Aparat Sita 6 alat Busur Panah Replika
Teatrikal
Jakarta, MediaKontras.id | Para peserta Aksi demonstran yang tergabung dalam Solidaritas Mahasiswa Untuk Rakyat (SMUR), memperingati Hari Buruh di Kec. Banda Sakti, Taman Riyadhah, namun aksinya di hadang tepatnya depan Polres Lhokseumawe, pada hari kamis (01/05).
Koordinator Aksi, M. Faidhul Akbar mengatakan sebelumnya kita juga sudah surati pihak kepolisian sebelum aksi untuk memperingati hari May Day.
“Kejadian ini sangat miris kami hanya ingin melakukan Aksi teaterikal, untuk memperingati hari May Day,” celetuk faidhul Akbar.
Mahasiswa Papua di Hadang Aparat.
Belasan Massa unjuk rasa kali ini berasal dari Mahasiswa Papua.
Salah satu Korban tindakan diduga kekerasan oknum aparat, Buas tamoni mengatakan saat kami dari asrama Mahasiswa menuju titik aksi kami tiba-tiba dihadang oleh aparat di depan Polres Lhokseumawe.
“Tanpa tanda tanyak kami langsung dihadang, dan mengalami kekerasan dari aparat.
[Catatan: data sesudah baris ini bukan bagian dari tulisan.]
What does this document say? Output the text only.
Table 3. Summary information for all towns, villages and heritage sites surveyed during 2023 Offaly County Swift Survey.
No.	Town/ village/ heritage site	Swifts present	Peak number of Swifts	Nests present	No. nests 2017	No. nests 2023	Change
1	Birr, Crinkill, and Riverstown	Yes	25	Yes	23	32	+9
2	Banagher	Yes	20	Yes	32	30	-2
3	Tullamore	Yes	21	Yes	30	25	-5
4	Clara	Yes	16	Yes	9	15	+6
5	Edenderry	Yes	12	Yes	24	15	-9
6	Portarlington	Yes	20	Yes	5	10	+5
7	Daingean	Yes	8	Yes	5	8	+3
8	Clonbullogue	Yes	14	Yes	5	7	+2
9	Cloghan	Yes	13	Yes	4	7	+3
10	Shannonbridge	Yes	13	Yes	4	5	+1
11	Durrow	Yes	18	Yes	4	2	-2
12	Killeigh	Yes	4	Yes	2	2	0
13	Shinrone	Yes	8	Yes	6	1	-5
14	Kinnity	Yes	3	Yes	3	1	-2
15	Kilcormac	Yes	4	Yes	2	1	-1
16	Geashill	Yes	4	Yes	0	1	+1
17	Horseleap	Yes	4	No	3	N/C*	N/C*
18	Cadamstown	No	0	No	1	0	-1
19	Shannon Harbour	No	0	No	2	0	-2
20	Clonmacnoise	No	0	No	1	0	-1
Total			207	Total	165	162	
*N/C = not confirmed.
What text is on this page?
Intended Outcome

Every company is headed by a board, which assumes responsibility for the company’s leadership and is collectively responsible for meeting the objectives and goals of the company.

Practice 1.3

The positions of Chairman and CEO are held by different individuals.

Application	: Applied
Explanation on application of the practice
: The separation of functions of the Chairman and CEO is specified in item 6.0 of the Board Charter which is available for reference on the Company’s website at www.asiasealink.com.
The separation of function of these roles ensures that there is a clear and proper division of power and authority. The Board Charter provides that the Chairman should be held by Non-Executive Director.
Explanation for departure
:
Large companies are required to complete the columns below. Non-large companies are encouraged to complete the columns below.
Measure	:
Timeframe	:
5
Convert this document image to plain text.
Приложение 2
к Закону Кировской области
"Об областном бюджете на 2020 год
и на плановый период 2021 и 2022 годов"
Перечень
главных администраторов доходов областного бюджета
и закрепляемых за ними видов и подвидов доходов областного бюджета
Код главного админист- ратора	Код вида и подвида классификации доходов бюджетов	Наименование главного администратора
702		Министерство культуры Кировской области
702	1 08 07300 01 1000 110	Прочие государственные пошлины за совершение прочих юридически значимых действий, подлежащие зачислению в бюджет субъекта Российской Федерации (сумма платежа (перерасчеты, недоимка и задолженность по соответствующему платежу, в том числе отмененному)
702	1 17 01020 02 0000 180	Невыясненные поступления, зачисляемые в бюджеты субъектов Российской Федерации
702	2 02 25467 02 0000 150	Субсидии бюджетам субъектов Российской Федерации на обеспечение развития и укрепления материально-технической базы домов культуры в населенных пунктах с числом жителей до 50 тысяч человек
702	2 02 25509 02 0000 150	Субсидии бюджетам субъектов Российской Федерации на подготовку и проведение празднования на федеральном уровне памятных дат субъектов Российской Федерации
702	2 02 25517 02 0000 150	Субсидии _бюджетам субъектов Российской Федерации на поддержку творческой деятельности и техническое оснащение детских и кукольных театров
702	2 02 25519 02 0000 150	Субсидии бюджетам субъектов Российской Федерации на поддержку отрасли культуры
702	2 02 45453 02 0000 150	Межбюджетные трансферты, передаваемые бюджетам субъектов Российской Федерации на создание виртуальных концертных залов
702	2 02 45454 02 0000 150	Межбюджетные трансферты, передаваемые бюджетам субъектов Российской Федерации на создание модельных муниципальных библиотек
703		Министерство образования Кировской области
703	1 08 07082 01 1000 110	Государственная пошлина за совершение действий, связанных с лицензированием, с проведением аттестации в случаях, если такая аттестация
Ntah apa maksudnya,” terang korban.
Yang menjadi korban aksi tersebut Dua diantaranya adalah Buas tamoni, dan Agutinusman, yang merupakan saudara kandung.
Saat perjalanan, massa berjumlah belasan orang dicegat oleh aparat sekitar 20 orang berpakaian (Intel- red).
Masa aksi tersebut dihadang di depan Polres Lhokseumawe tepat nya di jalan Medan Banda Aceh, Mereka sempat diamankan, lalu di boyong ke ruangan Resmob Polres Lhokseumawe.
Pihak kepolisian juga meminta identitas mereka, namun enggan diberikan untuk di data sekaligus menyita 6 alat sejenis busur panah dari ranting kayu replika (Hasil Karya Sendiri) untuk digunakan saat teatrikal di Taman Riyadhah.
Dua orang para peserta aksi asal Papua adik – Abang juga mengalami kekerasan di area wajah telinga kanan, dan dibawah pelipis mata. Buntut di cegat saat hendak aksi menuju titik aksi.
Polres Lhokseumawe, AKBP Ahzan mengatakan beberapa mahasiswa yang membawa busur dan panah kami cegat oleh petugas didepan polres.
“Setelah kami telusuri dari pihak Intel untuk di periksa, setelah itu alat tersebut semua murni bahan bakunya terbuat dari kayu, mereka ini hanya menuju kan ciri khas bahwasanya dari Papua”. Tutup Ahzan.
Namun dikembalikan kepada massa setelah dilakukan pendataan serta negosiasi. Disisi lain aksi ini menjadi tamparan keras bagi wajah Demokrasi Indonesia.